ECB Insight: As the Quiet Period Looms, ‘Torschlusspanik’ Sets In
9 October 2024
By David Barwick – FRANKFURT (Econostream) – On a day like today, that so very German word Torschlusspanik might come to mind. Literally ‘gate-closing panic’, it refers to the fear of letting an important opportunity slip by at the last minute and is often used in the context of those worried that their marriageability is on the verge of expiration.
For us it could equally apply to Wednesday’s rush by European Central Bank Governing Council members to make public their views concerning an October rate cut before the quiet period starts tomorrow and effectively condemns them to silence until after the monetary policy meeting on Thursday of next week.
So it is that in addition to a fresh batch of thoughts from a number of policymakers who have been anything but quiet lately (and whose latest comments were all in line with their previous ones and generally supportive of a cut), we have also heard from others who had been more reticent recently.
The latter include National Bank of Belgium Governor Pierre Wunsch, Bank of Greece Governor Yannis Stournaras, Central Bank of Cyprus Governor Christodoulos Patsalides and National Bank of Slovakia Governor Peter Kažimír.
Stournaras was, unsurprisingly, open to further easing next week, as he told the FT in an interview. Indeed, the paper reported him as already deeming a further cut in December appropriate, and to have characterised interest rates even after two such 25bp reductions as ‘still in highly restrictive territory’.

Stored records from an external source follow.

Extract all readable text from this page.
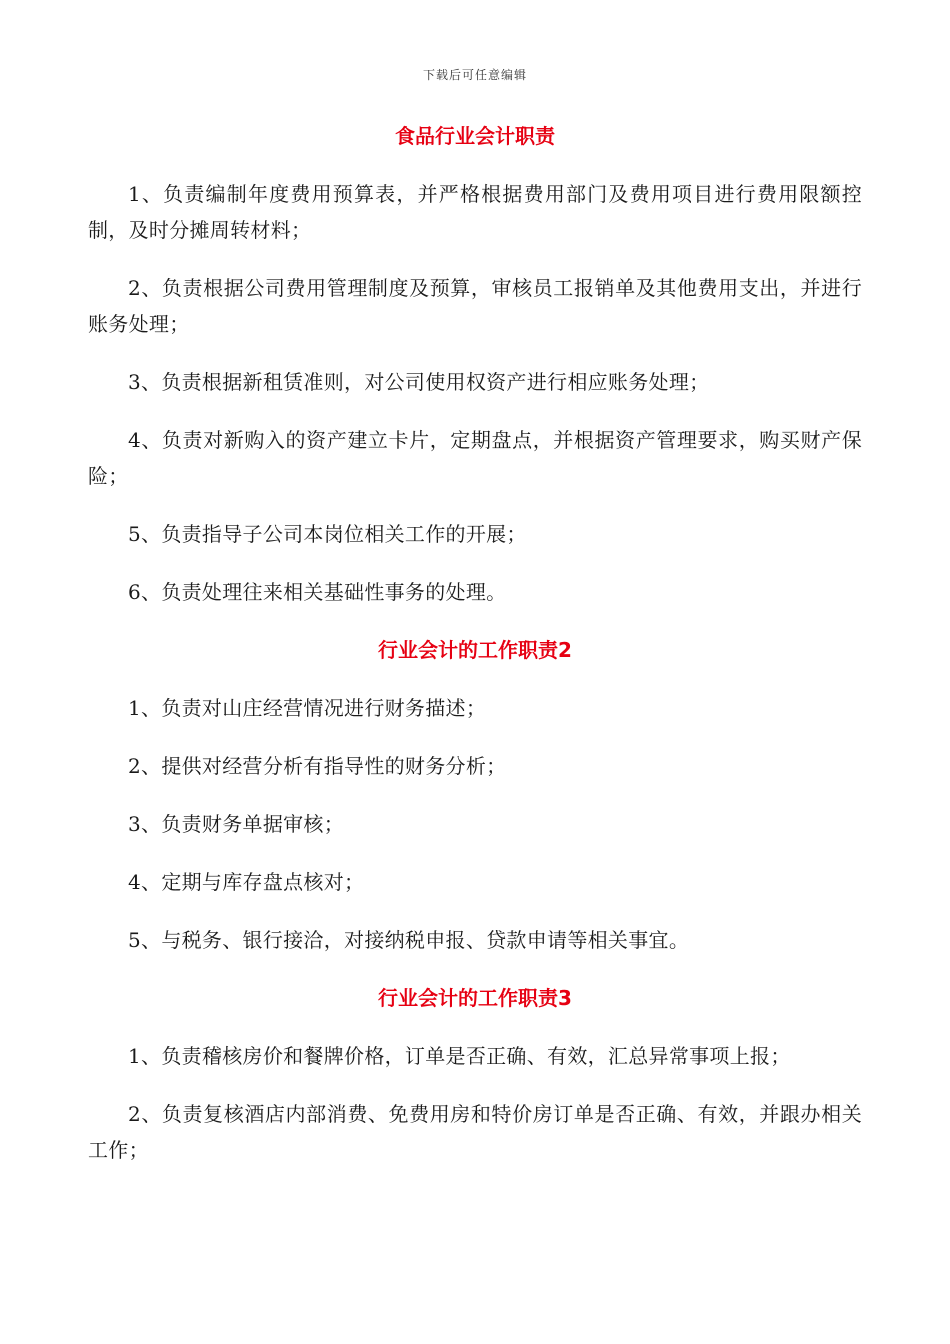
下载后可任意编辑
食品行业会计职责

1、负责编制年度费用预算表，并严格根据费用部门及费用项目进行费用限额控制，及时分摊周转材料；

2、负责根据公司费用管理制度及预算，审核员工报销单及其他费用支出，并进行账务处理；

3、负责根据新租赁准则，对公司使用权资产进行相应账务处理；

4、负责对新购入的资产建立卡片，定期盘点，并根据资产管理要求，购买财产保险；

5、负责指导子公司本岗位相关工作的开展；

6、负责处理往来相关基础性事务的处理。

行业会计的工作职责2

1、负责对山庄经营情况进行财务描述；

2、提供对经营分析有指导性的财务分析；

3、负责财务单据审核；

4、定期与库存盘点核对；

5、与税务、银行接洽，对接纳税申报、贷款申请等相关事宜。

行业会计的工作职责3

1、负责稽核房价和餐牌价格，订单是否正确、有效，汇总异常事项上报；

2、负责复核酒店内部消费、免费用房和特价房订单是否正确、有效，并跟办相关工作；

Patsalides seemed to want to sound nuanced in an interview with the Cyprus News Agency, allowing that while feeble activity and weak inflation appeared to leave ‘room for a reduction in interest rates’, nevertheless ‘all new data should be discussed as usual’ and ‘any implications of developments in the Middle East should be assessed.’
We don’t think Patsalides is dogmatically dovish, and he is said to have backed the ECB’s ‘insurance hike’ a year ago, well before he became a Governing Council member.

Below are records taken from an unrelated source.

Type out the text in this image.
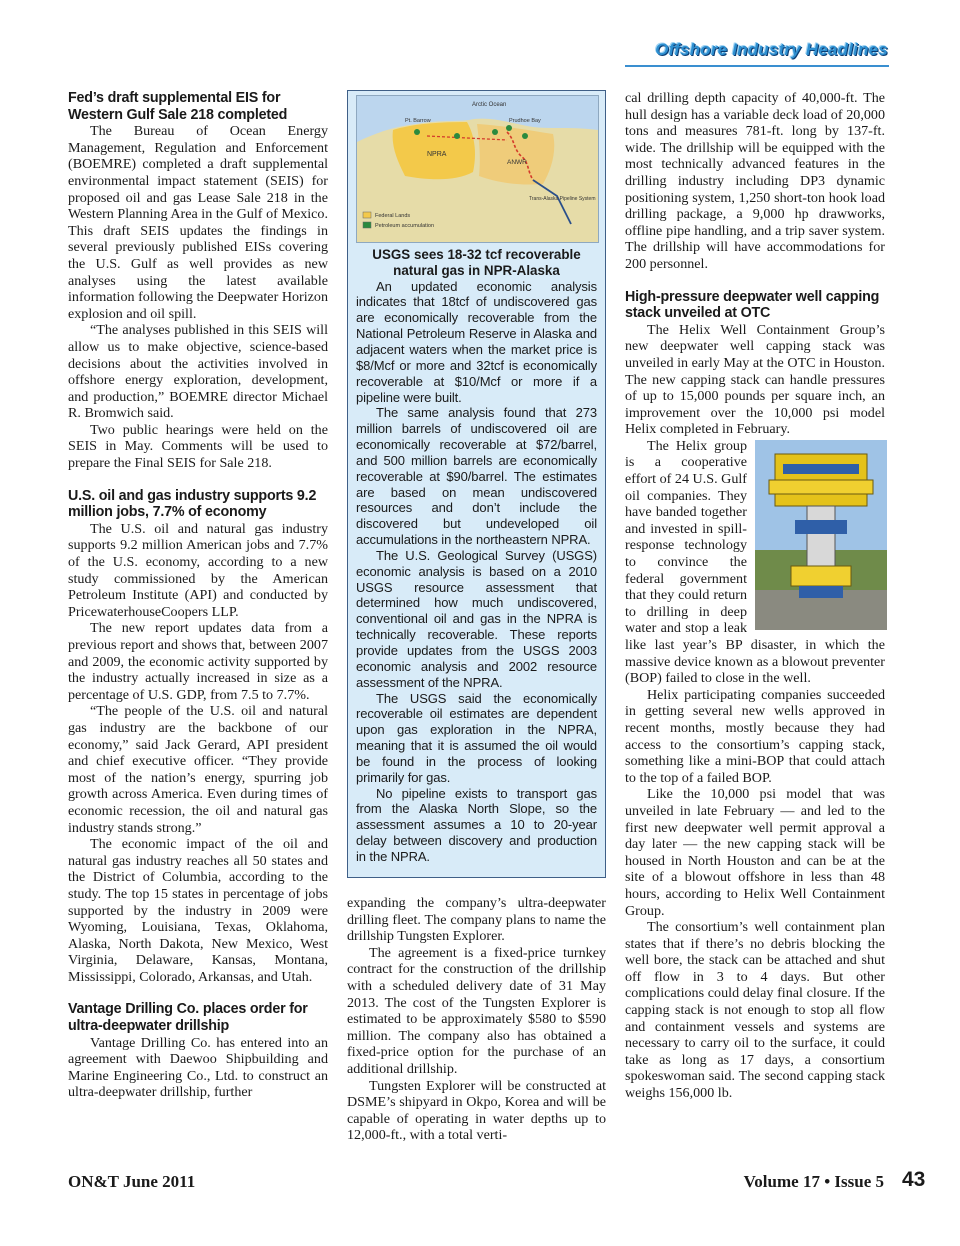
Offshore Industry Headlines
Fed’s draft supplemental EIS for Western Gulf Sale 218 completed

The Bureau of Ocean Energy Management, Regulation and Enforcement (BOEMRE) completed a draft supplemental environmental impact statement (SEIS) for proposed oil and gas Lease Sale 218 in the Western Planning Area in the Gulf of Mexico. This draft SEIS updates the findings in several previously published EISs covering the U.S. Gulf as well provides as new analyses using the latest available information following the Deepwater Horizon explosion and oil spill.

“The analyses published in this SEIS will allow us to make objective, science-based decisions about the activities involved in offshore energy exploration, development, and production,” BOEMRE director Michael R. Bromwich said.

Two public hearings were held on the SEIS in May. Comments will be used to prepare the Final SEIS for Sale 218.

U.S. oil and gas industry supports 9.2 million jobs, 7.7% of economy

The U.S. oil and natural gas industry supports 9.2 million American jobs and 7.7% of the U.S. economy, according to a new study commissioned by the American Petroleum Institute (API) and conducted by PricewaterhouseCoopers LLP.

The new report updates data from a previous report and shows that, between 2007 and 2009, the economic activity supported by the industry actually increased in size as a percentage of U.S. GDP, from 7.5 to 7.7%.

“The people of the U.S. oil and natural gas industry are the backbone of our economy,” said Jack Gerard, API president and chief executive officer. “They provide most of the nation’s energy, spurring job growth across America. Even during times of economic recession, the oil and natural gas industry stands strong.”

The economic impact of the oil and natural gas industry reaches all 50 states and the District of Columbia, according to the study. The top 15 states in percentage of jobs supported by the industry in 2009 were Wyoming, Louisiana, Texas, Oklahoma, Alaska, North Dakota, New Mexico, West Virginia, Delaware, Kansas, Montana, Mississippi, Colorado, Arkansas, and Utah.

Vantage Drilling Co. places order for ultra-deepwater drillship

Vantage Drilling Co. has entered into an agreement with Daewoo Shipbuilding and Marine Engineering Co., Ltd. to construct an ultra-deepwater drillship, further

Arctic Ocean
Pt. Barrow	Prudhoe Bay
NPRA
ANWR
Trans-Alaska Pipeline System
Federal Lands
Petroleum accumulation
USGS sees 18-32 tcf recoverable natural gas in NPR-Alaska

An updated economic analysis indicates that 18tcf of undiscovered gas are economically recoverable from the National Petroleum Reserve in Alaska and adjacent waters when the market price is $8/Mcf or more and 32tcf is economically recoverable at $10/Mcf or more if a pipeline were built.

The same analysis found that 273 million barrels of undiscovered oil are economically recoverable at $72/barrel, and 500 million barrels are economically recoverable at $90/barrel. The estimates are based on mean undiscovered resources and don’t include the discovered but undeveloped oil accumulations in the northeastern NPRA.

The U.S. Geological Survey (USGS) economic analysis is based on a 2010 USGS resource assessment that determined how much undiscovered, conventional oil and gas in the NPRA is technically recoverable. These reports provide updates from the USGS 2003 economic analysis and 2002 resource assessment of the NPRA.

The USGS said the economically recoverable oil estimates are dependent upon gas exploration in the NPRA, meaning that it is assumed the oil would be found in the process of looking primarily for gas.

No pipeline exists to transport gas from the Alaska North Slope, so the assessment assumes a 10 to 20-year delay between discovery and production in the NPRA.

expanding the company’s ultra-deepwater drilling fleet. The company plans to name the drillship Tungsten Explorer.

The agreement is a fixed-price turnkey contract for the construction of the drillship with a scheduled delivery date of 31 May 2013. The cost of the Tungsten Explorer is estimated to be approximately $580 to $590 million. The company also has obtained a fixed-price option for the purchase of an additional drillship.

Tungsten Explorer will be constructed at DSME’s shipyard in Okpo, Korea and will be capable of operating in water depths up to 12,000-ft., with a total verti-

cal drilling depth capacity of 40,000-ft. The hull design has a variable deck load of 20,000 tons and measures 781-ft. long by 137-ft. wide. The drillship will be equipped with the most technically advanced features in the drilling industry including DP3 dynamic positioning system, 1,250 short-ton hook load drilling package, a 9,000 hp drawworks, offline pipe handling, and a trip saver system. The drillship will have accommodations for 200 personnel.

High-pressure deepwater well capping stack unveiled at OTC

The Helix Well Containment Group’s new deepwater well capping stack was unveiled in early May at the OTC in Houston. The new capping stack can handle pressures of up to 15,000 pounds per square inch, an improvement over the 10,000 psi model Helix completed in February.

The Helix group is a cooperative effort of 24 U.S. Gulf oil companies. They have banded together and invested in spill-response technology to convince the federal government that they could return to drilling in deep water and stop a leak like last year’s BP disaster, in which the massive device known as a blowout preventer (BOP) failed to close in the well.

Helix participating companies succeeded in getting several new wells approved in recent months, mostly because they had access to the consortium’s capping stack, something like a mini-BOP that could attach to the top of a failed BOP.

Like the 10,000 psi model that was unveiled in late February — and led to the first new deepwater well permit approval a day later — the new capping stack will be housed in North Houston and can be at the site of a blowout offshore in less than 48 hours, according to Helix Well Containment Group.

The consortium’s well containment plan states that if there’s no debris blocking the well bore, the stack can be attached and shut off flow in 3 to 4 days. But other complications could delay final closure. If the capping stack is not enough to stop all flow and containment vessels and systems are necessary to carry oil to the surface, it could take as long as 17 days, a consortium spokeswoman said. The second capping stack weighs 156,000 lb.

ON&T June 2011	Volume 17 • Issue 5 43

But like Stournaras, Patsalides was on the list of Council members Econostream published on 26 September who, as we assessed, ‘would probably arrive in a frame of mind conducive to cutting’ if the relevant meeting were taking place then. With respect to Patsalides, we see nothing to think that this does not remain valid today.
It is no surprise that Kažimír told reporters in Bratislava on Wednesday that he was 'not completely convinced that we should make decisions based on one good number'. Besides being normally hawkish in any case, following the September meeting Kažimír had probably placed his bet too firmly on the no-cut-in-October option to be in any rush to reconsider now.

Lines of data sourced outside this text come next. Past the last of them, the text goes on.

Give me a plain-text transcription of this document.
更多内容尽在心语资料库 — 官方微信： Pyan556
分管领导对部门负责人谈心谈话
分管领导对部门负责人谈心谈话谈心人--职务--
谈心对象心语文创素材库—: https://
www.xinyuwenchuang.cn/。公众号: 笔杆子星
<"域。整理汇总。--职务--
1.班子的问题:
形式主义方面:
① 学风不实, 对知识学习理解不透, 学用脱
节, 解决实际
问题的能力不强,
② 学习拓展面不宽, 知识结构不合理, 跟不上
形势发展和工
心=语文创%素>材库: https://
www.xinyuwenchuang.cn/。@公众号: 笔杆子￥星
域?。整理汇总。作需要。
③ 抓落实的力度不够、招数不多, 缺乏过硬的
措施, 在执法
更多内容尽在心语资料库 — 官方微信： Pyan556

'We will almost surely need to wait until December for a clearer picture before making our next move', he wrote in a blog back on 16 September.
He would evidently still prefer to wait until December, but we have a hard time believing that this would have much if any impact on deliberations.
Then there is Wunsch, who was naturally not on our list, and whose comments today in an interview with Belgian business daily L’Echo make clear why.
Refusing to accept an October rate cut as a fait accompli, Wunsch enumerated his various reservations and suggested that the case for easing next week would be difficult to make.
Thoughtful as always, he highlighted the contradiction of cutting rates based in large part on an energy-driven decline in inflation just as energy prices were suddenly spiking anew – a subject that, as observed here yesterday, had left policymakers oddly unmoved. That is, until Wunsch.
Our assumption is that Wunsch will not be among those backing an October cut, but will instead cast his lot with the handful of Council members who regard such a move sceptically.
While his arguments may help persuade colleagues who could tilt either way, such as Eesti Pank Governor Madis Müller, our reading is that the likely number of opponents of a cut remains too small for these to win the day. Unless, of course, something else happens between now and 17 October.